Bernard is beginning to feel out of his depth, and wants to go to the police, and he also wants to see Leris. Jane is terrified and dashes off without explanation. She knows that confronting Leris about any criminal activity will be her doom, and the presence of police will only make the situation worse. Bernard catches up with her, and Jane, seeing no way out, steels herself against her fears and accompanies Bernard on a visit to Leris’s apartment. Prescott’s gang have figured out who killed their boss. They send over a few men to put Leris out of his misery, and they leave behind planted evidence to implicate Jane. After all, she would have had the motive to eliminate Leris, who had seduced her, who had taken incriminating photos that led to a blackmail scheme, who had then seduced her stepmother, and who followed that up by murdering her father. Bernard and Jane arrive to see that Leris has just been killed.

They dash away before they can be discovered, but Jelly-Roll is preparing something for Bernard. Yet before he can gather all his forces together, he has to give chase with only two men. Jane has no idea who these three men are, having never seen them before. She realizes they are after Bernard, as indeed they are, for they want the datebook that Bernard stole from Prescott’s office. Jane and Bernard split up, and Bernard knows that he will likely be caught by the gang, as indeed he is. He breaks under torture and agrees to lead them to Jane, who currently has possession of the diary and is for the time being hiding out at David’s studio. They drive him toward David’s studio, but because they are only three men rather than the required four, Bernard manages to dash out of the car, causing an accident in which Jelly-Roll and his driver get killed and the third gangster gets arrested.

Bernard crawls back to David’s studio where he finds Jeremy. Since Bernard is under the impression that the planted evidence belonged to Martha, he is convinced that it was Martha who murdered Leris. He wants to talk with her, and so Jeremy agrees to take him to a happening where Martha is spending the evening looking for guys to pick up. Jane is mortified at the idea of going to see Martha, as she is convinced that Martha is as guilty as Leris of her father’s murder. After she runs out of excuses, she relucantly decides to go along.

Bernard finds Martha, confronts her with the evidence, but she recognizes the evidence as belonging to Jane. She is convinced that Jane killed Leris, and now believes that their one-night fling of some weeks before had continued. Bernard is now convinced that he has been played the fool. He has been protecting the love of his life from a murderer, but it turns out, he now believes, that the love of his life actually is the murderer.

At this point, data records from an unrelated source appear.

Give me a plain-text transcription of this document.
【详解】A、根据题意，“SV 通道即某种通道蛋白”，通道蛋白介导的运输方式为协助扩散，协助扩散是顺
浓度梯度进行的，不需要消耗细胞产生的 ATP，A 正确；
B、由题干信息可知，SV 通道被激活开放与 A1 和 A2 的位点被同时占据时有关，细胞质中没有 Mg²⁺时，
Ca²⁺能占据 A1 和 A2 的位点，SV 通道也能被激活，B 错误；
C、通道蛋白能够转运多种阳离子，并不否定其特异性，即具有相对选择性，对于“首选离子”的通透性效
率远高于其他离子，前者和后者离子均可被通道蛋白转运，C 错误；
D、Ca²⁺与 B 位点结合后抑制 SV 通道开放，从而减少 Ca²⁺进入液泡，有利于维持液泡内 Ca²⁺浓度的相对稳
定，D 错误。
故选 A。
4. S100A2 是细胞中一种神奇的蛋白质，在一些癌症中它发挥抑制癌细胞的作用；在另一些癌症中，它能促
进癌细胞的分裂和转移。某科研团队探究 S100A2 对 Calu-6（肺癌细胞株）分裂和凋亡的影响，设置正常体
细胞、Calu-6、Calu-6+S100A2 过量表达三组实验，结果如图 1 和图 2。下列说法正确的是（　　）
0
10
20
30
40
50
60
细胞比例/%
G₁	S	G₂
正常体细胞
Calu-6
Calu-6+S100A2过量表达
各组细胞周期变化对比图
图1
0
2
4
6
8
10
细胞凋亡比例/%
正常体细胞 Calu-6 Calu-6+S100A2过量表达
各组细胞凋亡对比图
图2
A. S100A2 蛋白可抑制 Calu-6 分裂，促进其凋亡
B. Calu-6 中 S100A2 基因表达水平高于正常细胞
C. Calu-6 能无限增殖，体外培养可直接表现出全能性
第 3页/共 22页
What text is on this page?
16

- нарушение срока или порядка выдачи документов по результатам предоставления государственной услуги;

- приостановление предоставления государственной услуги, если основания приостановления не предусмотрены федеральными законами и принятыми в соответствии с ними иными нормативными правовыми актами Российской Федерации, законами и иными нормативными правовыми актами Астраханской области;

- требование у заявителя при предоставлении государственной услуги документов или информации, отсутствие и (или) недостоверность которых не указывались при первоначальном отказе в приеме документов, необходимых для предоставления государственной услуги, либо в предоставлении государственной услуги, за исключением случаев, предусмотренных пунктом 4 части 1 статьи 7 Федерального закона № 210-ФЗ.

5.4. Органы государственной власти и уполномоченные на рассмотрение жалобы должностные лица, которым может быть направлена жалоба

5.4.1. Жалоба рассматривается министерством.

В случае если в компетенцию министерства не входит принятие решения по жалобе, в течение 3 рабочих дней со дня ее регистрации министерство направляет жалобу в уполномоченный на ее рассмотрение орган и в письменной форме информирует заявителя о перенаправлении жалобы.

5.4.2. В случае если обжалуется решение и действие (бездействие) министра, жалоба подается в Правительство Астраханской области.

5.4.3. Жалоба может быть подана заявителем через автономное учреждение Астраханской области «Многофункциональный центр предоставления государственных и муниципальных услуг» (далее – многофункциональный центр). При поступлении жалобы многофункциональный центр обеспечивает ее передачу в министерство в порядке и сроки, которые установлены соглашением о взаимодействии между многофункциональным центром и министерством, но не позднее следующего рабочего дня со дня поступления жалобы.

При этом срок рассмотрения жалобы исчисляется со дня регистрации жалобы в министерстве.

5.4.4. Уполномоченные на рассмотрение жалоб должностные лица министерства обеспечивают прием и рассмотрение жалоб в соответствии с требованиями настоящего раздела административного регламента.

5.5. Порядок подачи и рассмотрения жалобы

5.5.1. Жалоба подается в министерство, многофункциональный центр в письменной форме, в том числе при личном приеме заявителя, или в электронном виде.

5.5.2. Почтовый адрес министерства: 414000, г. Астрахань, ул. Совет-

Jane by now has had too much excitement. Her life had been unusual, true. Her brother had gotten involved in criminal activities, and her stepmother, she believes, killed her dad with help from her new boyfriend, who is clearly a mobster. But the worst dramas only really started with the appearance of Bernard, one night earlier. As soon as Bernard entered her life, she was a suspect in a murder case, she was seduced, she was interrogated by the police, she was kidnapped and threatened with an automatic weapon, she was chased by underworld mobsters, and now enough is enough. Jane’s life has been in danger from the moment she met Bernard, and she has every reason to think that her life will continue to be in danger so long as Bernard is around. If she can get rid of him, she thinks, no one will suspect her; instead, all suspicion will fall on the mobsters. What she doesn’t realize is that the mobsters who had been chasing after Bernard are all either dead or imprisoned. She sees Bernard, and she hesitates. She has never before handled a gun, but when Bernard concludes that she was the murderer all along, she grows stone cold and shoots him. All evidence for several murders will now point to her.